Poster
in
Workshop: Generative and Experimental Perspectives for Biomolecular Design
Evaluating predictive patterns of antigen specific B cells by single cell transcriptome and antibody repertoire sequencing
Lena Erlach · Raphael Kuhn · Andreas Agrafiotis · Danielle Shlesinger · Alexander Yermanos · Sai Reddy
The field of antibody drug discovery relies substantially on extensive experimental screening of B cells from immunized animals. Machine learning (ML)-guided prediction of antigen-specific B cells offers the potential to accelerate antibody drug discovery, however this requires sufficient labeled training data. Addressing this challenge, our study focuses on antigen specificity prediction using a novel dataset of B cells with single-cell transcriptome and antibody repertoire sequencing. We identify key patterns in gene expression (GEX) indicative of antigen specificity and elucidate the sequence diversity distribution of antigen-specific antibody sequences in immune repertoire data. We evaluate linear (Logistic Regression), non-linear (Support Vector Classification) and ensemble-based (Random Forest, Gradient Boosting) models trained on different feature combinations of GEX and antibody sequence. Additionally, transfer learning approaches using features generated from ESM-2, a general protein language model (PLM), as well as from AntiBERTy, an antibody specific PLM, were evaluated as inputs to these models.
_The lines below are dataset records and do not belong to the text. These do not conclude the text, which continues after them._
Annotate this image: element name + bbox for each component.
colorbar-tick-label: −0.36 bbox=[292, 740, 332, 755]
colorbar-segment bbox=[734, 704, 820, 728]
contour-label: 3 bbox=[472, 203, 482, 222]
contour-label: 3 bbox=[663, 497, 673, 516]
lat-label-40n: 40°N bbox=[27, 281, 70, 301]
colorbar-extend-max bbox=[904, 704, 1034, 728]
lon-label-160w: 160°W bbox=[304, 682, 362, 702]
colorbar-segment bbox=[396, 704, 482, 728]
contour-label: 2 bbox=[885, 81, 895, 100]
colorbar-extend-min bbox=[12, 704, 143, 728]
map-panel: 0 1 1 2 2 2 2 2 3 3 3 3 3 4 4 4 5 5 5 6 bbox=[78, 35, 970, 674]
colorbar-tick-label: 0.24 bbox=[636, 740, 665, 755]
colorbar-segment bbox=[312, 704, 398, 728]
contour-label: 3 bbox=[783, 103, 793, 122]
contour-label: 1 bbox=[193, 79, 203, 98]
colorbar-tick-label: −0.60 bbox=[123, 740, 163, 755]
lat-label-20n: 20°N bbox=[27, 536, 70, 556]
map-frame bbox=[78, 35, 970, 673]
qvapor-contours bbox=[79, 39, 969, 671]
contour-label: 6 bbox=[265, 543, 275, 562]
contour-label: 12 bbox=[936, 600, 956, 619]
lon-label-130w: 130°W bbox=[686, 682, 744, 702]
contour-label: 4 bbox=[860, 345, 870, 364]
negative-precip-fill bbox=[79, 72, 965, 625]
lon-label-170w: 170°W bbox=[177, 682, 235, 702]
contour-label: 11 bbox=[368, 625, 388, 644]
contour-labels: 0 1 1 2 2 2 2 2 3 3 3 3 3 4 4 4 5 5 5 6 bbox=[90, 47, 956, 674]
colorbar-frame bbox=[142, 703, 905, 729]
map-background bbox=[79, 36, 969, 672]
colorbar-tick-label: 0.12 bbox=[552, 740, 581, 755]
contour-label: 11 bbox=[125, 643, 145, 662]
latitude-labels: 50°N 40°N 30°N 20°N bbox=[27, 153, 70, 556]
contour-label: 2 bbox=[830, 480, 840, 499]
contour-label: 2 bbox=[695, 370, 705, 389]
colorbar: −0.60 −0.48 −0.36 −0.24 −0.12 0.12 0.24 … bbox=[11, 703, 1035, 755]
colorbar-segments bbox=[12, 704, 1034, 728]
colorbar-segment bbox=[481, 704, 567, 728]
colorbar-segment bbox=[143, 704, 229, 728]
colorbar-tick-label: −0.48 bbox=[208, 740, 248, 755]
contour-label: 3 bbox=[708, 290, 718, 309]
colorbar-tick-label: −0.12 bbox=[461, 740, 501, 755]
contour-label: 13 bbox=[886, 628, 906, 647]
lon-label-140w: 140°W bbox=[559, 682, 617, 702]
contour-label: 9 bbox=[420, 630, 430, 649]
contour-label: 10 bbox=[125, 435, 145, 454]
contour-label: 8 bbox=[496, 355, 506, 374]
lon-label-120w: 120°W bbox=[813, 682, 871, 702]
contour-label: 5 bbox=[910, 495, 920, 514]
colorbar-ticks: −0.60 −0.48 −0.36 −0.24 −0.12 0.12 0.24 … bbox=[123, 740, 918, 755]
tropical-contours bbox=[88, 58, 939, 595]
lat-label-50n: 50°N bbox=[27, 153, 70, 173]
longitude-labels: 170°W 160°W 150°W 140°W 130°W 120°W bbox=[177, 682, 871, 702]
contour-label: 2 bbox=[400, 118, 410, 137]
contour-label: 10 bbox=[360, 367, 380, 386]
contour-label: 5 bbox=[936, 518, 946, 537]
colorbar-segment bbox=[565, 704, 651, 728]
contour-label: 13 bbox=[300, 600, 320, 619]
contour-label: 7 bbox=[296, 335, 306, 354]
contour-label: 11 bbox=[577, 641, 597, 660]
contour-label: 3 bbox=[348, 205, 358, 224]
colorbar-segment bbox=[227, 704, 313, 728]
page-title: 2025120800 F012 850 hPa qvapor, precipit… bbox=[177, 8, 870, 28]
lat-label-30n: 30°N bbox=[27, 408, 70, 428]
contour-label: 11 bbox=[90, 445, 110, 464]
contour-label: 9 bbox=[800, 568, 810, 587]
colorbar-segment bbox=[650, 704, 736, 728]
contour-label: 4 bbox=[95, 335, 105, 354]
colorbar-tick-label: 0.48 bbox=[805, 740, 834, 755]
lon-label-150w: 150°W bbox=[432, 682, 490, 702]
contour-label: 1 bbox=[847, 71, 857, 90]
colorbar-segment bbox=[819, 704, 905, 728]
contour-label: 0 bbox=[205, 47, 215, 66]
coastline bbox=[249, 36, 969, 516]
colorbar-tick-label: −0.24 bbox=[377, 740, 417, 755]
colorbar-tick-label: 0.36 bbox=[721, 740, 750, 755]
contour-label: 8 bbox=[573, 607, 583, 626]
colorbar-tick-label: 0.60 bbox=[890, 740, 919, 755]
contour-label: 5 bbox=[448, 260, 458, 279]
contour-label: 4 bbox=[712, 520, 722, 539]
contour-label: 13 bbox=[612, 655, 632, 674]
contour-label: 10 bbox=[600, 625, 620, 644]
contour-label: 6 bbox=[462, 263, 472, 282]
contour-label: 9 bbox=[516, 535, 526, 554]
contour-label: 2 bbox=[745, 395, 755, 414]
Our findings reveal that GEX-based models demonstrate superior performance in specificity predictions with F1 scores up to 0.939 compared to antibody sequence-based models, highlighting the intricate nature of immune repertoire modeling. Contrary to our expectations, using PLM features did not enhance predictive accuracy. Our research contributes to the computational discovery of antibody therapeutics, offering insights into B cell biology and serving as dataset contribution to the development of ML approaches in this field.